# Авиация > Современность >  Помянем "убитые" авиационные училища.....

## Холостяк

*Черниговское высшее военное авиационное училище лётчиков имени Ленинского Комсомола (ЧВВАУЛ)

*По приказу Наркома обороны от 6 ноября 1940 года началось формирование Черниговской военной авиационной школы пилотов (ЧВАШП). 1 января 1941 года школа была полностью укомплектована постоянным составом.
Осенью 1995 года училище было расформировано. 30 ноября 1995 года состоялось прощание со знаменем училища.
Территория училища передана городским властям и застраивается. Большинство построек самого училища заброшены. Исключение составляют только «старое УЛО», в котором разместился экономический институт. Курсантская столовая, бывшая казарма 2-го батальона (в торце стадиона) и «новое УЛО» продолжает частично функционировать благодаря работе авиационного лицея.
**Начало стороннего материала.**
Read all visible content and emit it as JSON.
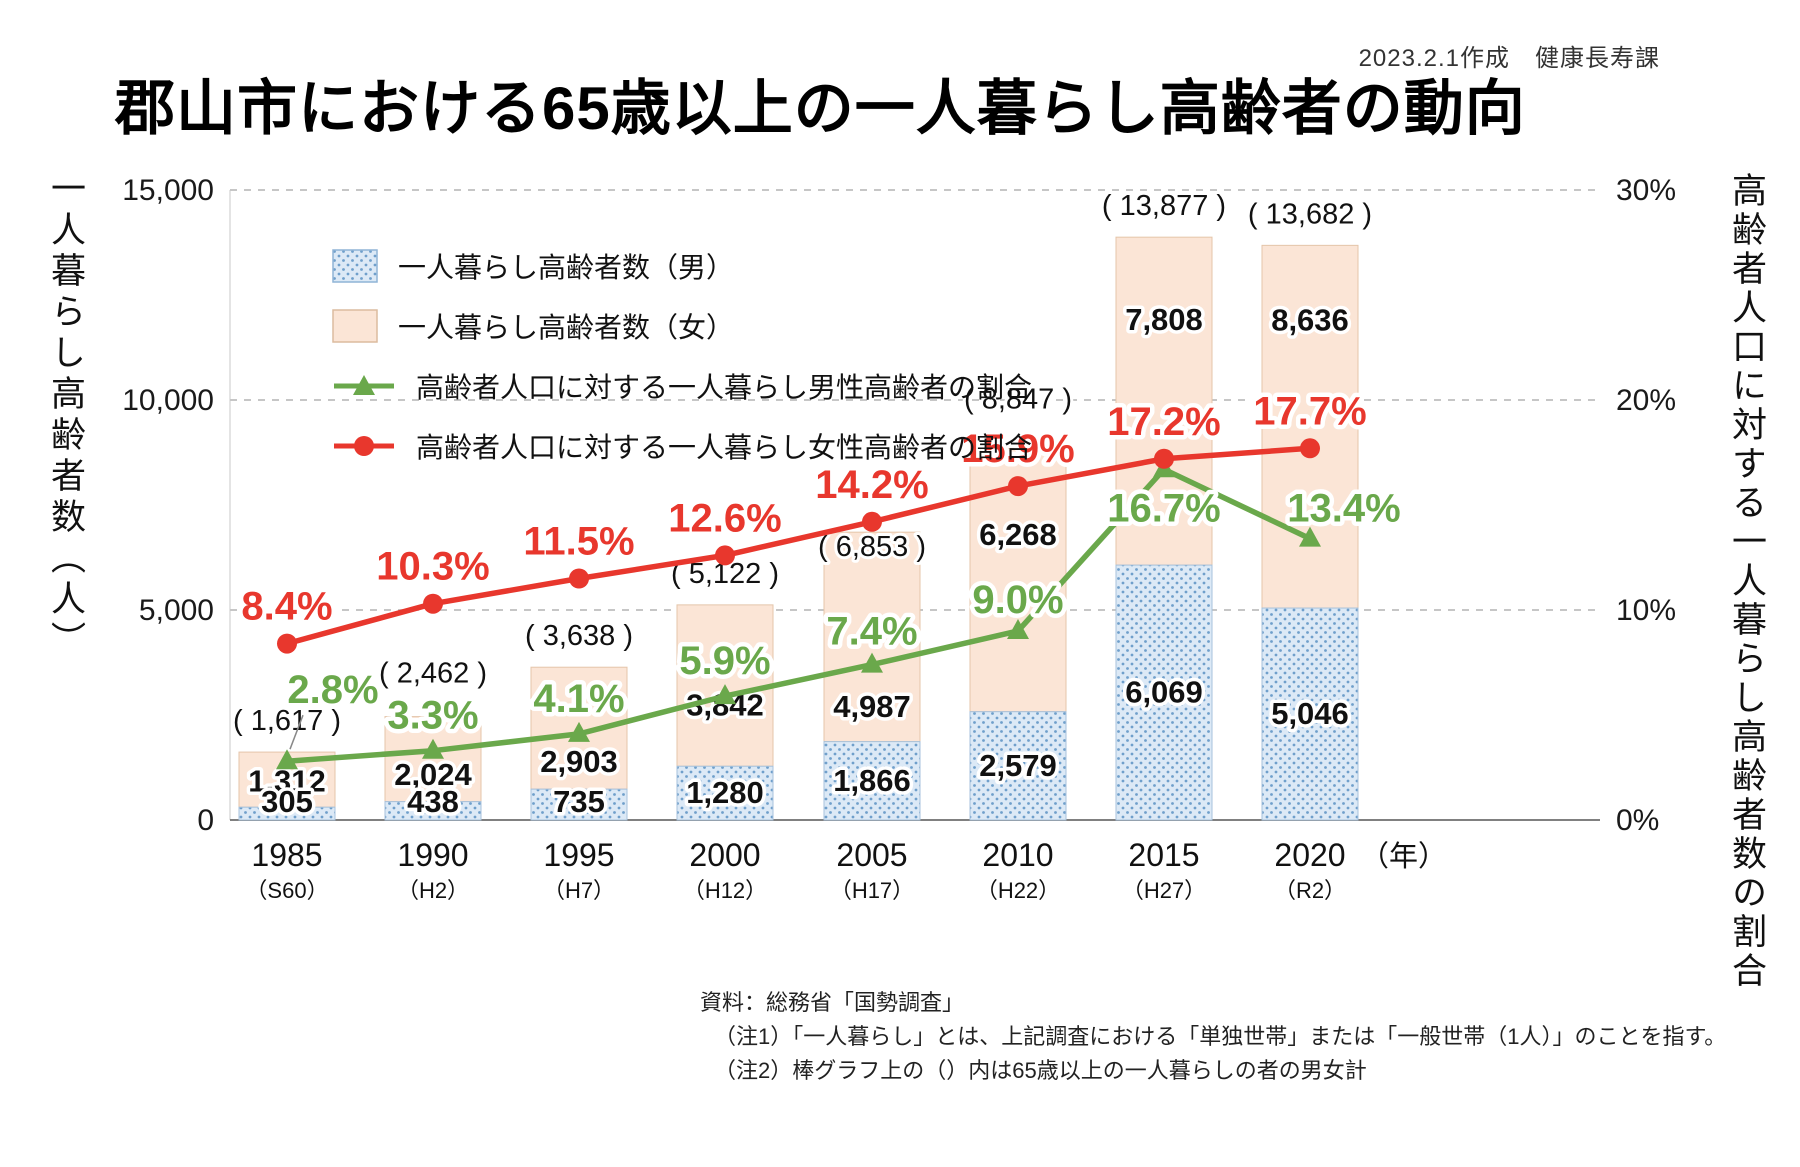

*Оренбургское высшее военное авиационное Краснознаменное училище лётчиков имени И.С. Полбина (ОВВАКУЛ)

*В городе Оренбурге на берегу реки Урал с 20 июня 1927 г располагалось учебное заведение военно-воздушных сил, которое с мая 1967 года носило имя дважды Героя Советского Союза генерала Полбина Ивана Семеновича – выпускника училища 1931г (родился 9.02.1905г., погиб 11.02.1945 г., совершая 157 боевой полет). Оренбуржцы ласково называли его «Наша летка». Курсанты говорили об «альма-матер», орлином гнезде. Личный состав считал родным домом, школой мастерства, мужества. Для государства оно стало колыбелью советской авиации, кузницей кадров.
Расформировано в 1993 г. На базе училища создан Оренбургский кадетский корпус — многопрофильное учебное заведение, дающее первоначальную подготовку по лётному, вертолётному, авиационно-инженерному, ракетному, зенитно-ракетному, пожарному делу. Тогда же на территории бывшего лётного училища разместился Берлинский ордена Кутузова III степени военно-транспортный авиационный полк, выведенный из Прибалтики (его самолёты базируются на аэродроме Оренбург-2).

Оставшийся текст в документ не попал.